Perhaps the oil paintings of Brent Nageli are as breathtaking as they are because the artist spent his entire life practicing within his heart and soul, all the while believing that canvas would forever elude him. Nageli is colorblind. It is a condition his teachers discovered when, as a child, he purposely colored faces green. And so it was a trick of biology that colored Nageli's artistic spirit and the world of artistic creation for which he longed.
Nageli went on to succeed in business, eventually owning his own construction supply company – all the while longing to be an artist and dabbling in everything from drawing to wood carving to rock art. Then, in 2006, everything changed. Nageli met an oil painter to whom he confessed his longing and was invited back to the artist's studio. It was there that he was mentored into developing a series of palette charts, essentially "recipes" for accurate colors. And that was all it took to unlock a tremendous talent that had incubated long enough.

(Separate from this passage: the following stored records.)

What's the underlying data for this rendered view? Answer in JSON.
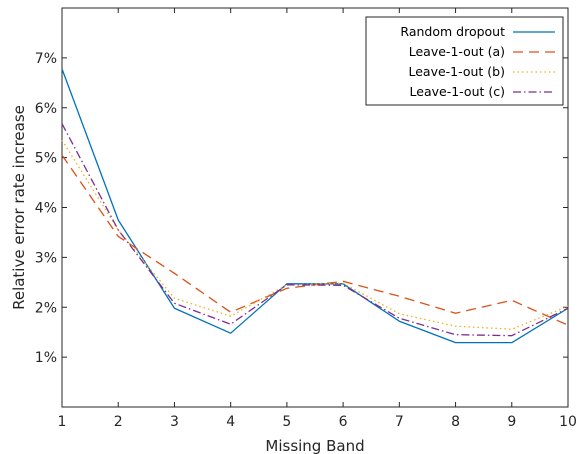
{
  "chart_data": {
    "type": "line",
    "title": "",
    "xlabel": "Missing Band",
    "ylabel": "Relative error rate increase",
    "x": [
      1,
      2,
      3,
      4,
      5,
      6,
      7,
      8,
      9,
      10
    ],
    "xlim": [
      1,
      10
    ],
    "ylim": [
      0,
      8
    ],
    "x_ticks": [
      "1",
      "2",
      "3",
      "4",
      "5",
      "6",
      "7",
      "8",
      "9",
      "10"
    ],
    "y_ticks": [
      {
        "value": 1,
        "label": "1%"
      },
      {
        "value": 2,
        "label": "2%"
      },
      {
        "value": 3,
        "label": "3%"
      },
      {
        "value": 4,
        "label": "4%"
      },
      {
        "value": 5,
        "label": "5%"
      },
      {
        "value": 6,
        "label": "6%"
      },
      {
        "value": 7,
        "label": "7%"
      }
    ],
    "grid": false,
    "legend_position": "top-right",
    "series": [
      {
        "name": "Random dropout",
        "color": "#0072BD",
        "dash": "solid",
        "values": [
          6.78,
          3.75,
          1.98,
          1.48,
          2.47,
          2.47,
          1.72,
          1.29,
          1.29,
          1.98
        ]
      },
      {
        "name": "Leave-1-out (a)",
        "color": "#D95319",
        "dash": "dashed",
        "values": [
          5.05,
          3.42,
          2.68,
          1.9,
          2.38,
          2.52,
          2.22,
          1.88,
          2.14,
          1.64
        ]
      },
      {
        "name": "Leave-1-out (b)",
        "color": "#EDB120",
        "dash": "dotted",
        "values": [
          5.35,
          3.55,
          2.18,
          1.82,
          2.45,
          2.48,
          1.87,
          1.62,
          1.56,
          2.02
        ]
      },
      {
        "name": "Leave-1-out (c)",
        "color": "#7E2F8E",
        "dash": "dashdot",
        "values": [
          5.68,
          3.55,
          2.08,
          1.66,
          2.45,
          2.44,
          1.78,
          1.45,
          1.43,
          1.98
        ]
      }
    ]
  }
}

Impressionistic paintings emerged first but it wasn't long until Nageli's life-long interest and admiration for Native Americans led him to the Powell Museum in Page, AZ, where a beautiful old pot caught his eye. For Nageli, recreating it in oil paints on canvas was now a natural response. Captured beautifully were the pot's sumptuous earth tones and the radiance of lights against darks. The artist had found his calling.
Nageli was born and raised in Utah against the landscapes and cultures of Native America; his artistic path now brought him to Arizona where he settled first by Lake Powell and served as President of the Lake Powell Art Association.
Every one of Nageli's canvases honors a lineage of pottery making by Native American artists whose artistic choice requires that talents, efforts and skills be applied to a "canvas" – their pots – which may necessitate a humble letting-go when a pot cracks in firing. It is an attitude to life, to the earth, a respect for all things including success and defeat that draws Nageli to his earthen subjects.
Nageli begins each painting with either an actual pot or a photograph from one of the many pottery collections he visits at notable southwest museums. For his larger canvases he will sketch a few lines first before he picks up his paintbrush; for smaller works he simply paints free-hand. One large work, "Acoma Parrot," a 30" x 30" painting, captures the brilliant surface and curvature of a pot that dates back to roughly the 1860s. The black background on which Nageli floats the pot lends dynamic import to the pot's polychrome hues of terracotta reds, ochres and smoky black with the distinctive white of Acoma clay tying together the design.
The skill with which Nageli paints allows each work, from a distance, to look as though it is the actual clay piece being observed – until closer inspection reveals that his canvas, while two-dimensional, has nevertheless captured a life-force beyond measure.